她刚出门,就见大院门口围了不少人,里面似乎有什么热闹,她有几分好奇,就拽了身边一个青年问道:“怎么了这是?”
“打架!”
“谁跟谁?”
“不认识!”
“......”
凤栖踮起脚往人群中心里看,看到了两个长得不错的青年。你来我往,纠缠不休,扯着对方推推搡搡,磨磨唧唧,没什么看头。这就是住在一起的坏处了,内门弟子上千,全在这个山头,整天抬头不见低头见,还不三天一小吵五天一大吵?
她去找了管事,选了个偏僻的山头,把乐语和自己安排在一起,虽然在剑阁呆不久,但是能够更舒适,她也不愿意吃苦头。
等选完了,拿好册子,她回过头去找乐语,一到弟子居所那里,远远就见到围着的人还没散,里面那俩人,还在那里打。
她走过去,又拉了原来那人问:“什么情况?问出来了么?”
那人回过头来,见着又是她,啧了一声,伸手往人群中心里指:“白衣那位脚踏两条船,蓝衣的是人家师兄,要给师妹出头,打断他的一条腿。”
“……都一个时辰了,什么腿啊,还没打断。”
“哎呀!这不是势均力敌,还没有分出胜负的嘛。”
那人刚说完,天际突然粉光掠来,而后一名女修落下,费力地扒开人群,怯生生地站到蓝衣男修身边,干巴巴叫了声:“师兄。”
主角来了。凤栖正瞧着,突然后背被人一拍,回头一看,乐语没好气地对她翻白眼:“你在这凑什么热闹?”
“找你。”
“找我?我都看了两个时辰了。”
凤栖看看她今日装束,两条蓝带小辫,圆眼俏眉,清纯得过分,伸手拽了拽:“今儿什么日子?打扮了?”
乐语打掉她的手:“别乱摸,哎,不说这个,我跟你讲,昨天那个楚逸歌,听说昨晚被派去了南境,三五个月都回不来。你趁这时间赶紧把你那什么东西找出来,找不着就走,免得她回来寻仇。”
“你怕她?”
“怕啊,怎么不怕。我又没你那本事,万一某天被她寻个漏,头上敲一记闷棍套上麻袋带走,到时候叫天天不应,叫地地不灵......”

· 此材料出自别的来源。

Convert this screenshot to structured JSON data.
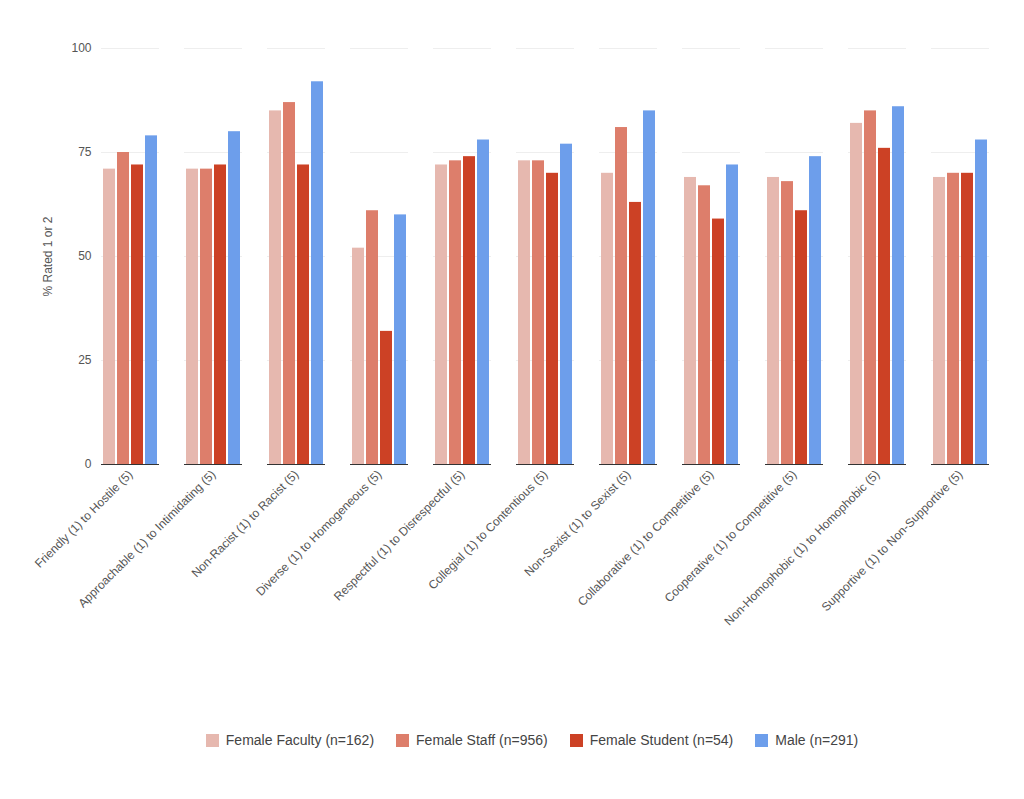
{
  "chart_data": {
    "type": "bar",
    "y_label": "% Rated 1 or 2",
    "categories": [
      "Friendly (1) to Hostile (5)",
      "Approachable (1) to Intimidating (5)",
      "Non-Racist (1) to Racist (5)",
      "Diverse (1) to Homogeneous (5)",
      "Respectful (1) to Disrespectful (5)",
      "Collegial (1) to Contentious (5)",
      "Non-Sexist (1) to Sexist (5)",
      "Collaborative (1) to Competitive (5)",
      "Cooperative (1) to Competitive (5)",
      "Non-Homophobic (1) to Homophobic (5)",
      "Supportive (1) to Non-Supportive (5)"
    ],
    "series": [
      {
        "name": "Female Faculty (n=162)",
        "color": "#e6b8af",
        "values": [
          71,
          71,
          85,
          52,
          72,
          73,
          70,
          69,
          69,
          82,
          69
        ]
      },
      {
        "name": "Female Staff (n=956)",
        "color": "#dd7e6b",
        "values": [
          75,
          71,
          87,
          61,
          73,
          73,
          81,
          67,
          68,
          85,
          70
        ]
      },
      {
        "name": "Female Student (n=54)",
        "color": "#cc4125",
        "values": [
          72,
          72,
          72,
          32,
          74,
          70,
          63,
          59,
          61,
          76,
          70
        ]
      },
      {
        "name": "Male (n=291)",
        "color": "#6d9eeb",
        "values": [
          79,
          80,
          92,
          60,
          78,
          77,
          85,
          72,
          74,
          86,
          78
        ]
      }
    ],
    "ylim": [
      0,
      100
    ],
    "yticks": [
      0,
      25,
      50,
      75,
      100
    ],
    "grid": true,
    "legend": "bottom"
  }
}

凤栖打断她:“行了,我明日就去给你寻个防身之物,开心了么?”
乐语笑嘻嘻的刚想说好,忽听场内又起争执,顿时被转移了注意力。
“卫离,你薄幸寡义,始乱终弃,还有脸争辩!”蓝衣男子用剑指着另一位白衣青年,声音气愤,而被他痛骂的人静了片刻,突然冷笑一声,视线落在躲于对方身后的女子身上,凉凉说道:“我始乱终弃?”
女子不敢和他对视,拉了拉身前人的衣袖,低声哀求道:“师兄,我们走吧......”
那叫做卫离的不理会她的退缩,只冷冷道:“于晴,你便这么喜欢在旁人面前装可怜么?你既然要个说法,那好,你告诉我,前日我撞破你与陌生男子共卧一榻,是我误会了你么?”
“不是这样的!”女子慌乱起来,可是刚要解释,却仿佛有什么难以启齿的理由,让她顿了顿,又沉默地低下了头去。事态已至白热化,蓝衣师兄终于动手,两人真打了起来,乐语看了半天,忍不住有些幸灾乐祸,跟凤栖说了一句:“好热闹啊。”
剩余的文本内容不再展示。